Anoop Sarkar SFU Computer Science

Anahita passes her PhD depth exam

Anahita Mansouri successfully defended her PhD thesis on Dec 18th 2015.

The title of her survey paper was: “Word alignment for Statistical Machine Translation using Hidden Markov Models”.

Abstract

Statistical machine translation (SMT) relies on large parallel data between source and target languages. Word alignment is a crucial early step in training of most SMT systems. The objective of the word alignment task is to discover the word-to-word correspondences in a sentence pair. The classic IBM Models 1-5 and the Hidden Markov Model (HMM) have underpinned the majority of the SMT systems to date.

HMMs have been applied to numerous problems in NLP. The key attraction of HMMs is the existence of well-known tractable algorithms for EM parameter estimation (Baum- Welch algorithm) and maximization (Viterbi algorithm).

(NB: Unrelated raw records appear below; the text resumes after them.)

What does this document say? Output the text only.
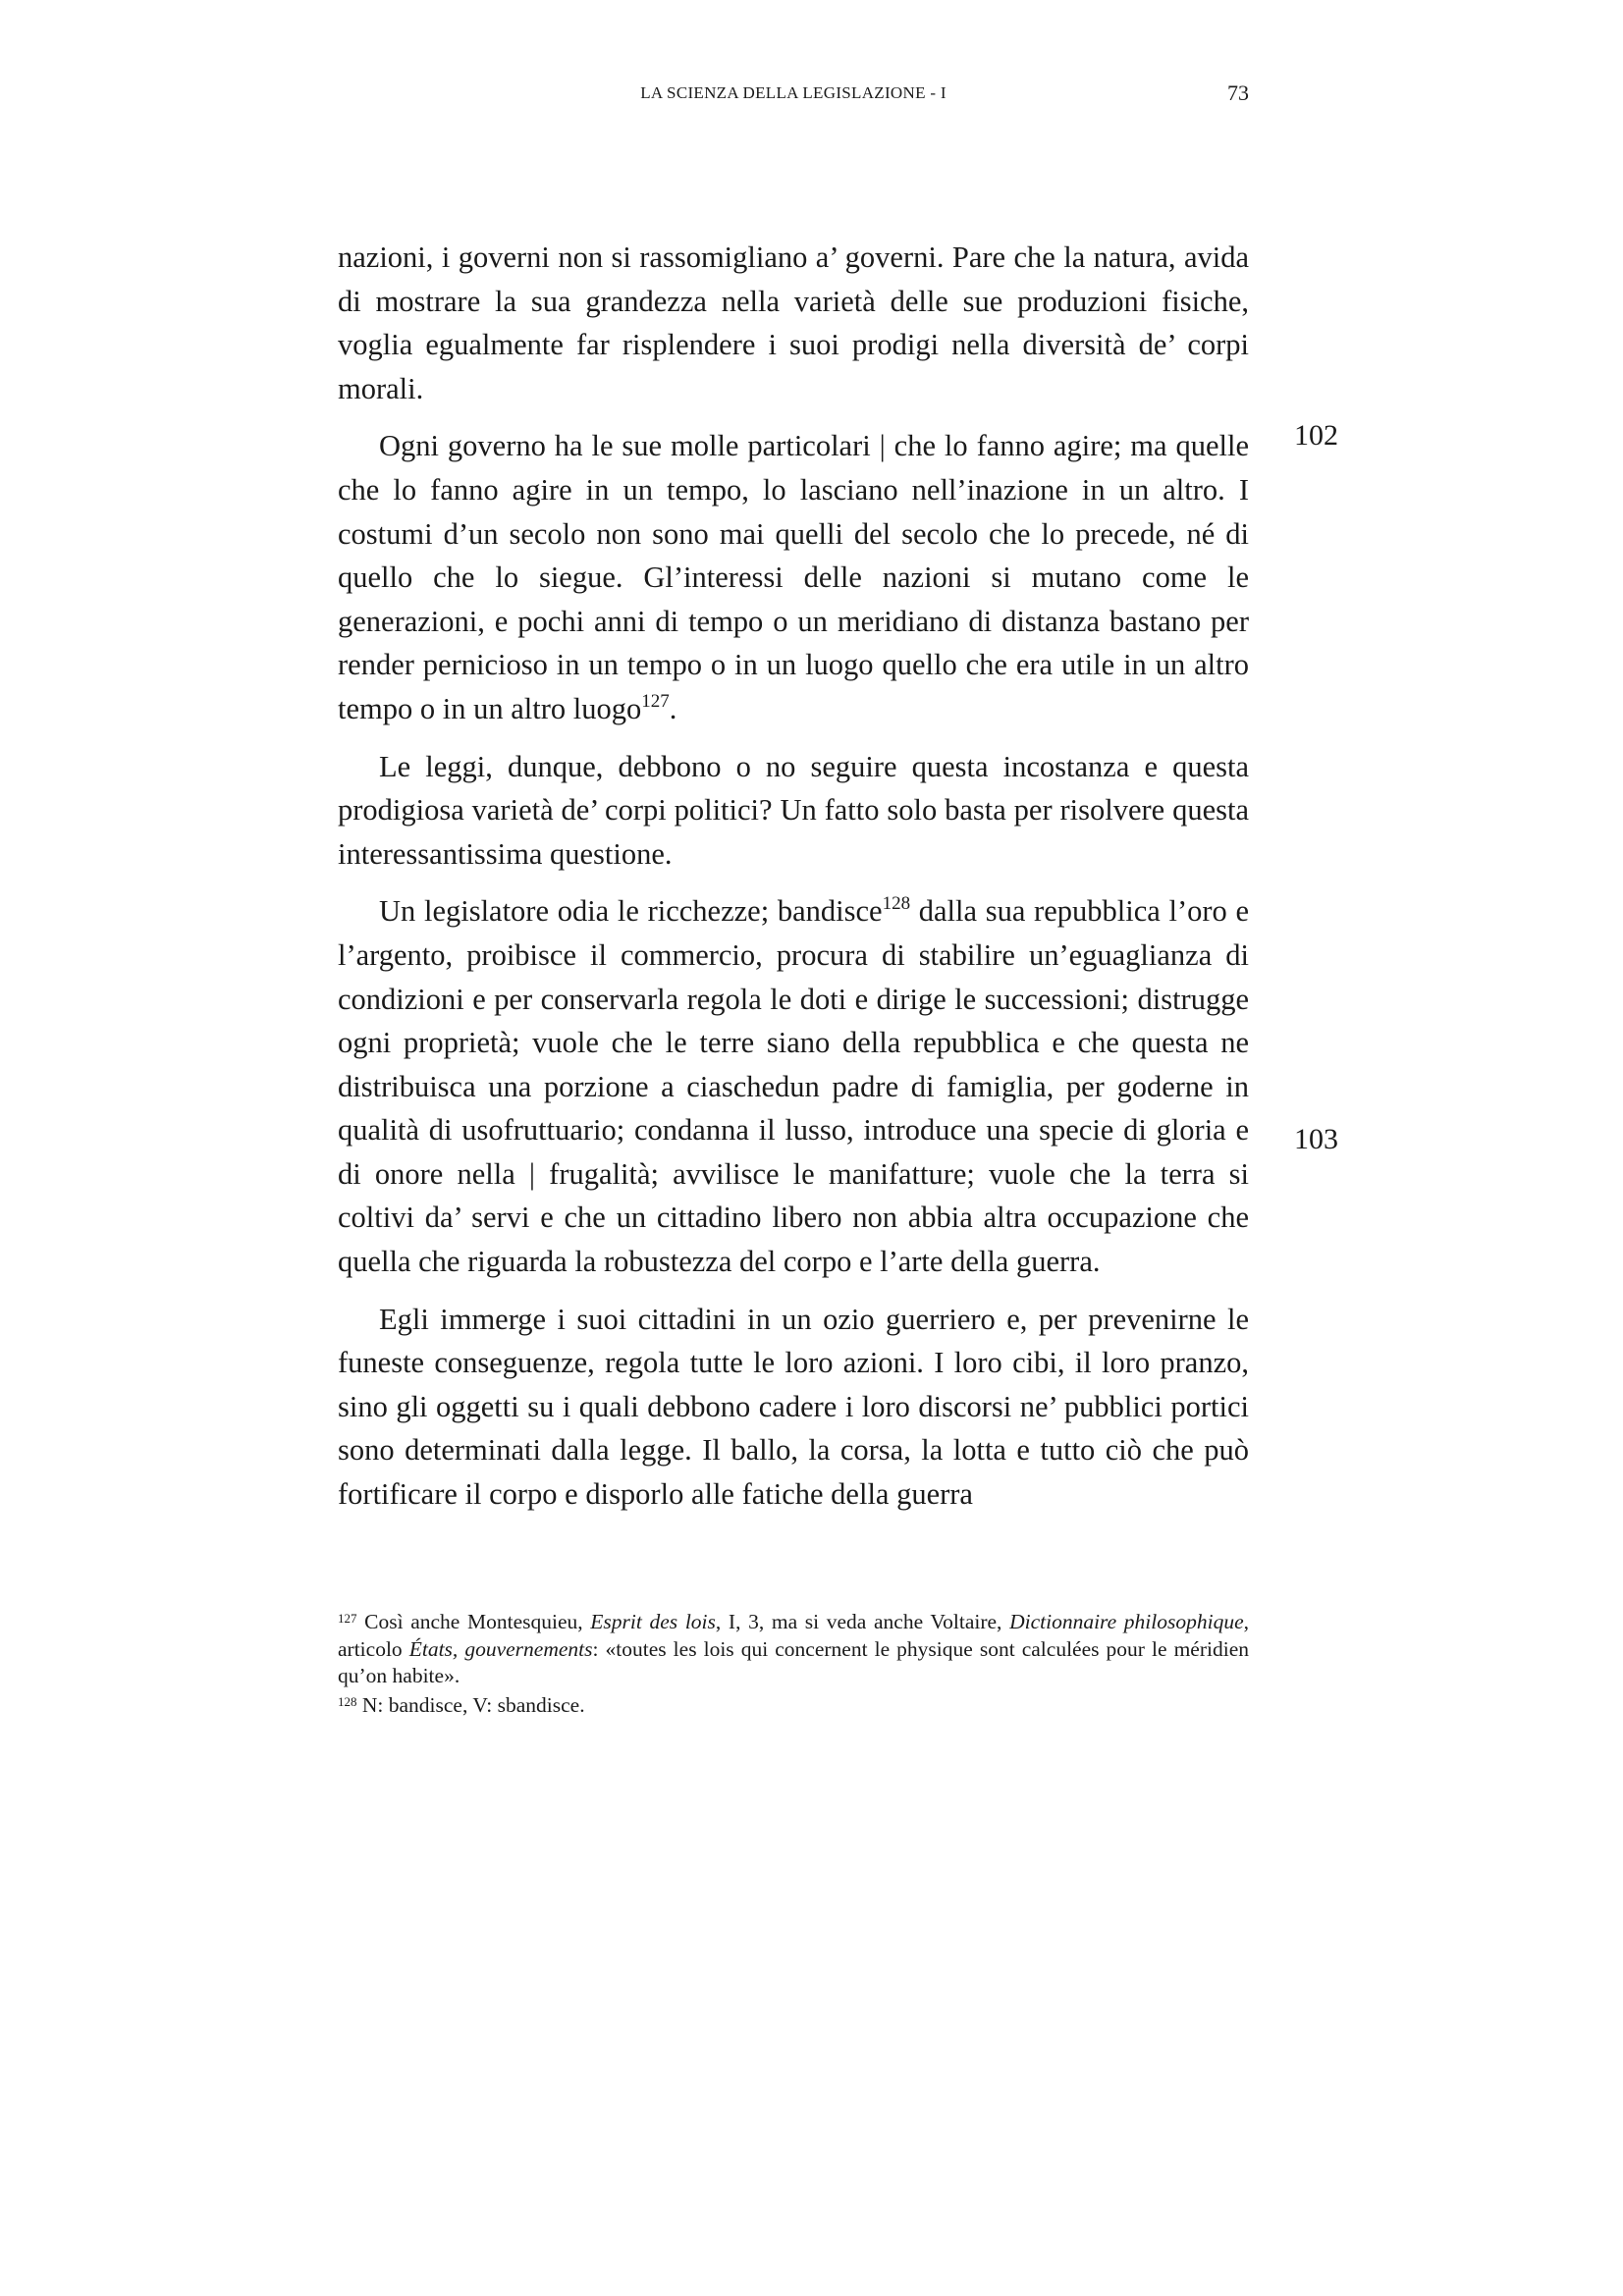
LA SCIENZA DELLA LEGISLAZIONE - I	73
102
103

nazioni, i governi non si rassomigliano a’ governi. Pare che la natura, avida di mostrare la sua grandezza nella varietà delle sue produzioni fisiche, voglia egualmente far risplendere i suoi prodigi nella diversità de’ corpi morali.

Ogni governo ha le sue molle particolari | che lo fanno agire; ma quelle che lo fanno agire in un tempo, lo lasciano nell’inazione in un altro. I costumi d’un secolo non sono mai quelli del secolo che lo precede, né di quello che lo siegue. Gl’interessi delle nazioni si mutano come le generazioni, e pochi anni di tempo o un meridiano di distanza bastano per render pernicioso in un tempo o in un luogo quello che era utile in un altro tempo o in un altro luogo$^{127}$.

Le leggi, dunque, debbono o no seguire questa incostanza e questa prodigiosa varietà de’ corpi politici? Un fatto solo basta per risolvere questa interessantissima questione.

Un legislatore odia le ricchezze; bandisce$^{128}$ dalla sua repubblica l’oro e l’argento, proibisce il commercio, procura di stabilire un’eguaglianza di condizioni e per conservarla regola le doti e dirige le successioni; distrugge ogni proprietà; vuole che le terre siano della repubblica e che questa ne distribuisca una porzione a ciaschedun padre di famiglia, per goderne in qualità di usofruttuario; condanna il lusso, introduce una specie di gloria e di onore nella | frugalità; avvilisce le manifatture; vuole che la terra si coltivi da’ servi e che un cittadino libero non abbia altra occupazione che quella che riguarda la robustezza del corpo e l’arte della guerra.

Egli immerge i suoi cittadini in un ozio guerriero e, per prevenirne le funeste conseguenze, regola tutte le loro azioni. I loro cibi, il loro pranzo, sino gli oggetti su i quali debbono cadere i loro discorsi ne’ pubblici portici sono determinati dalla legge. Il ballo, la corsa, la lotta e tutto ciò che può fortificare il corpo e disporlo alle fatiche della guerra

$^{127}$ Così anche Montesquieu, Esprit des lois, I, 3, ma si veda anche Voltaire, Dictionnaire philosophique, articolo États, gouvernements: «toutes les lois qui concernent le physique sont calculées pour le méridien qu’on habite».

$^{128}$ N: bandisce, V: sbandisce.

HMMs have been exploited for the word alignment problem. The performance of an improved HMM word alignment model is comparable to that of IBM Model 4 which is arguably the most widely used model for word alignment. Compared to IBM Model 4, HMM is much easier to implement and modify and is more time-efficient to train. This report is a summary of the key papers that use the HMM-based word alignment model for SMT.